Related to this, your solution does not have to protect kvm_dup_memslots 
with the new lock, because the first update of the memslots will not go 
through kvm_arch_prepare_memory_region but it _will_ go through 
install_new_memslots and therefore through the new hook.  But overall I 
think I'd prefer to have a kvm->slots_arch_lock mutex in generic code, 
and place the call to kvm_dup_memslots and 
kvm_arch_prepare_memory_region inside that mutex.

That makes the new lock decently intuitive, and easily documented as 
"Architecture code can use slots_arch_lock if the contents of struct 
kvm_arch_memory_slot needs to be written outside 
kvm_arch_prepare_memory_region.  Unlike slots_lock, slots_arch_lock can 
be taken inside a ``kvm->srcu`` read-side critical section".

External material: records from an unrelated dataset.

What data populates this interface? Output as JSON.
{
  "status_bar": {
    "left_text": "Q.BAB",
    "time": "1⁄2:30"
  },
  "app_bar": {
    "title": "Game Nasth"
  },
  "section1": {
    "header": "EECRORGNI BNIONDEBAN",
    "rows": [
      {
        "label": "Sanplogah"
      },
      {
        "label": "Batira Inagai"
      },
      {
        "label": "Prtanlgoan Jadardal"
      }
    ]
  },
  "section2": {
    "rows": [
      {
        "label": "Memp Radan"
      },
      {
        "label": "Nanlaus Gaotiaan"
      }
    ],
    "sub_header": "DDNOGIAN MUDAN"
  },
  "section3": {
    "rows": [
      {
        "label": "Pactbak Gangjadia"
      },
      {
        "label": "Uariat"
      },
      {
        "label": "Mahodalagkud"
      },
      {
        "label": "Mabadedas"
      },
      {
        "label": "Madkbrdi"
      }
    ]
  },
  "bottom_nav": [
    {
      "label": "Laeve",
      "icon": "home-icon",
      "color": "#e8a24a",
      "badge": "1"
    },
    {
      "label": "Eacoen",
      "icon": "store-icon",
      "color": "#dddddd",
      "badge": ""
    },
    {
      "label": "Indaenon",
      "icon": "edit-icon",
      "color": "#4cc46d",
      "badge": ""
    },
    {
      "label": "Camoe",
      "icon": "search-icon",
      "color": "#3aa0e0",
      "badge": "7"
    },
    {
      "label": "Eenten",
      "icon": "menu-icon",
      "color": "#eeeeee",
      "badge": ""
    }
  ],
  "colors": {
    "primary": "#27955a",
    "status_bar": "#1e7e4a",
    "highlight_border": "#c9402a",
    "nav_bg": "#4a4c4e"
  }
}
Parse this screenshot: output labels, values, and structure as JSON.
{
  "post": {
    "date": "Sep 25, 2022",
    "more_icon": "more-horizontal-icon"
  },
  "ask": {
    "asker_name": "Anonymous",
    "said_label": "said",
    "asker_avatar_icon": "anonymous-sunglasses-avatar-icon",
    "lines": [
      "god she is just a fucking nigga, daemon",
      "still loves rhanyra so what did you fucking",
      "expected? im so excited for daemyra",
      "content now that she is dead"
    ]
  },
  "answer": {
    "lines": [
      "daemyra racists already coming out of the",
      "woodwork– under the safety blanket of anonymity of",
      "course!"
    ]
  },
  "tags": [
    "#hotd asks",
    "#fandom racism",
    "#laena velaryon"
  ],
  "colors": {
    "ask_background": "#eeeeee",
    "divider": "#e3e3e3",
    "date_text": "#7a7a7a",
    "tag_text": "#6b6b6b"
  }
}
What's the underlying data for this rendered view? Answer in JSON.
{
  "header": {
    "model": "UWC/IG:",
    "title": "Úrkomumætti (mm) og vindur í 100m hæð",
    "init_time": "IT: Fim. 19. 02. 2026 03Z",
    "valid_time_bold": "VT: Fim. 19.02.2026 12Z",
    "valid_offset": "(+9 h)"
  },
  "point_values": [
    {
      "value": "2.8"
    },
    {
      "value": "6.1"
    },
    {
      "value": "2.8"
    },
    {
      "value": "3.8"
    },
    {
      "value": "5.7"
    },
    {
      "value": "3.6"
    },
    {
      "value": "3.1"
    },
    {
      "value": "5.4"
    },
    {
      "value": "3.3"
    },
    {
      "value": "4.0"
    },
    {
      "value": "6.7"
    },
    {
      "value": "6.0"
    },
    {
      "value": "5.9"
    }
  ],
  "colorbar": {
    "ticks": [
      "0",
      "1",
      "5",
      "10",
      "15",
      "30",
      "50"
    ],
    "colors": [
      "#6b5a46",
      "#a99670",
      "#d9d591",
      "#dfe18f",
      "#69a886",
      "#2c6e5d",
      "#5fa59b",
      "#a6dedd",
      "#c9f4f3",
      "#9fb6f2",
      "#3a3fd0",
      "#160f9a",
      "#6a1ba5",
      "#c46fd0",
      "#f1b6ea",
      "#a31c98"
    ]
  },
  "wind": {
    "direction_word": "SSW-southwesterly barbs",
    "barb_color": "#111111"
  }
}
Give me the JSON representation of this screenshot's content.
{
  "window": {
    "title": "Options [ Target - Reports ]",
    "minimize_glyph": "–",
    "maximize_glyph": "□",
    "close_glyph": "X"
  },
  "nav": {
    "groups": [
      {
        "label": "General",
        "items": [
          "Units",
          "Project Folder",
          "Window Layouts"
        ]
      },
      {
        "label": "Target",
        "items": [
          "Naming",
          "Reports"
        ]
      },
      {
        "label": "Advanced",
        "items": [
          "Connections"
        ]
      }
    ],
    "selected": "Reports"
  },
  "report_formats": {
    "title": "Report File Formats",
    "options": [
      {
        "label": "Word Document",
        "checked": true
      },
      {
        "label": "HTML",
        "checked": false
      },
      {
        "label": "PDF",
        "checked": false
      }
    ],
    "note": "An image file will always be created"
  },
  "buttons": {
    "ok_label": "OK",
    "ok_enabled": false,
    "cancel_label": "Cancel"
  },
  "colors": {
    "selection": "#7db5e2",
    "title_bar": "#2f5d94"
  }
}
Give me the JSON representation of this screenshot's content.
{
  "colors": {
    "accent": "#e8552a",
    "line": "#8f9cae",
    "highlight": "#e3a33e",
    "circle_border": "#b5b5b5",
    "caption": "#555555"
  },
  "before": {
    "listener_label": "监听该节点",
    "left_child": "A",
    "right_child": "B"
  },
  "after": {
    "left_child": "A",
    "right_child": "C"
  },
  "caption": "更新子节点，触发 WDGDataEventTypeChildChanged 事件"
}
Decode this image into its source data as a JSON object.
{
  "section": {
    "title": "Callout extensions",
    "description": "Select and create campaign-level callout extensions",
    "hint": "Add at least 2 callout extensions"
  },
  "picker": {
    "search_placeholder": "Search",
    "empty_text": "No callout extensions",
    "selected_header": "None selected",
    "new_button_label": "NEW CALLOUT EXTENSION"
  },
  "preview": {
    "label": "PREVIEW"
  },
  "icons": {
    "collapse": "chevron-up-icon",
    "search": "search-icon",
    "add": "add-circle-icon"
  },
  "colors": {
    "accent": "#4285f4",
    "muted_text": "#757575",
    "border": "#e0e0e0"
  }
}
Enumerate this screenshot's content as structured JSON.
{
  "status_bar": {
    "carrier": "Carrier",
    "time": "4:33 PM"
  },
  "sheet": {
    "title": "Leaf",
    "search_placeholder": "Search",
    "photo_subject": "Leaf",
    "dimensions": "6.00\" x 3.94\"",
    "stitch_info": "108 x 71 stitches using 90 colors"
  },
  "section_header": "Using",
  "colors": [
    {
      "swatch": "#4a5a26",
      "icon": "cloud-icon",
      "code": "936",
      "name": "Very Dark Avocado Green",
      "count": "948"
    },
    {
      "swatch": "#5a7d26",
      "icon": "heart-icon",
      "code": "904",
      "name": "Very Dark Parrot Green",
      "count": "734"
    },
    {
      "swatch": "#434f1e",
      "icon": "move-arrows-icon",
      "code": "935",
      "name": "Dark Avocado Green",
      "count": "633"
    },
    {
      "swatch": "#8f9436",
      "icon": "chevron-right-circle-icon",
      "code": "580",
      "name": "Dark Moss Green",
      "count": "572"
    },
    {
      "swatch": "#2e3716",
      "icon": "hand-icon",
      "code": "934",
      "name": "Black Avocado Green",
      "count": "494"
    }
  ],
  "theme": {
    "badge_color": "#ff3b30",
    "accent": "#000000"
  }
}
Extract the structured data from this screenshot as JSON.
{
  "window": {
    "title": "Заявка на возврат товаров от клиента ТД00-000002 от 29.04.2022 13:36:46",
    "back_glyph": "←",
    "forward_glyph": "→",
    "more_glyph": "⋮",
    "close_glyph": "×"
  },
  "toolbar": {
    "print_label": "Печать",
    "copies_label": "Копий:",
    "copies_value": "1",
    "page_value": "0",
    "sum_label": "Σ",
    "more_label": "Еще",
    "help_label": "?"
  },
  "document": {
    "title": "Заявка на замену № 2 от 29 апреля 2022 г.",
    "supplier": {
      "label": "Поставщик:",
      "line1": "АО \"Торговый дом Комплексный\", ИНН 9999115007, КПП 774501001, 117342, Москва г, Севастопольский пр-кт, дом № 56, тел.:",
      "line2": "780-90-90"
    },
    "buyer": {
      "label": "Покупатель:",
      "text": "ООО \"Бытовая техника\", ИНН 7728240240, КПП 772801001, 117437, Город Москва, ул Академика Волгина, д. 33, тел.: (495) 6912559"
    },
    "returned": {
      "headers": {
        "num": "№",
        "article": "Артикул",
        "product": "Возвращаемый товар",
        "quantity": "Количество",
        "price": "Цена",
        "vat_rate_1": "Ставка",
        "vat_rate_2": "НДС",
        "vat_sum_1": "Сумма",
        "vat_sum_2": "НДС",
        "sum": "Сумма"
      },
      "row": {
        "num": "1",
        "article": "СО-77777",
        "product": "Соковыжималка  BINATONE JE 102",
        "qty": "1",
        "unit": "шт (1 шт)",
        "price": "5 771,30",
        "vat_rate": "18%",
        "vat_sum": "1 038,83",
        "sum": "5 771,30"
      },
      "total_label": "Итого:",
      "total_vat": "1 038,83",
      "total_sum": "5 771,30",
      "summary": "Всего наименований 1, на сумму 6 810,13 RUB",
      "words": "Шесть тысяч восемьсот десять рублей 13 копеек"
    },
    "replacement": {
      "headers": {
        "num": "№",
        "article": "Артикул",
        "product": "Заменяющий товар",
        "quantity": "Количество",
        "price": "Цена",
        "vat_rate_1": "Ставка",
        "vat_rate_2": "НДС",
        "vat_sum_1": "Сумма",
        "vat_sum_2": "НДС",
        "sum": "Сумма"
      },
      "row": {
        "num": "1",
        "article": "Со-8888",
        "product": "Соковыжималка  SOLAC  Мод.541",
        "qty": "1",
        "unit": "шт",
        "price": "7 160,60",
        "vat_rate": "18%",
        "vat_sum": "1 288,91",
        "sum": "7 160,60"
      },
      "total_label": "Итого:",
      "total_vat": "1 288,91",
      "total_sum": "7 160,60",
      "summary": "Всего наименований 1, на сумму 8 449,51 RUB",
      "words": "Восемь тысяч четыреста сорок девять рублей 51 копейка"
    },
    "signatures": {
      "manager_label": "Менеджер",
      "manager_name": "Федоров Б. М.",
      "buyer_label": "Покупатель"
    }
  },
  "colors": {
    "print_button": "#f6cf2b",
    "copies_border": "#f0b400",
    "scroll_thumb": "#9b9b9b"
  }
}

I admit I haven't thought about it very thoroughly, but if something 
like this is enough, it is relatively pretty:

diff --git a/virt/kvm/kvm_main.c b/virt/kvm/kvm_main.c
index 9b8e30dd5b9b..6e5106365597 100644
--- a/virt/kvm/kvm_main.c
+++ b/virt/kvm/kvm_main.c
@@ -1333,6 +1333,7 @@ static struct kvm_memslots 
*install_new_memslots(struct kvm *kvm,

  	rcu_assign_pointer(kvm->memslots[as_id], slots);

+	mutex_unlock(&kvm->slots_arch_lock);
  	synchronize_srcu_expedited(&kvm->srcu);

  	/*
@@ -1399,6 +1398,7 @@ static int kvm_set_memslot(struct kvm *kvm,
  	struct kvm_memslots *slots;
  	int r;

+	mutex_lock(&kvm->slots_arch_lock);
  	slots = kvm_dup_memslots(__kvm_memslots(kvm, as_id), change);
  	if (!slots)
  		return -ENOMEM;
@@ -1427,6 +1427,7 @@ static int kvm_set_memslot(struct kvm *kvm,
  		 *	- kvm_is_visible_gfn (mmu_check_root)
  		 */
  		kvm_arch_flush_shadow_memslot(kvm, slot);
+		mutex_lock(&kvm->slots_arch_lock);
  	}

  	r = kvm_arch_prepare_memory_region(kvm, new, mem, change);

It does make the critical section a bit larger, so that the 
initialization of the shadow page (which is in KVM_RUN context) contends 
with slightly more code than necessary.  However it's all but a 
performance critical situation, as it will only happen just once per VM.

WDYT?

Paolo

> Putting the assignment under the lock prevents 5-8 from happening
> between 2 and 10.
> 
> I'm open to other ideas as far as how to prevent this race though. I
> admit this solution is not the most elegant looking.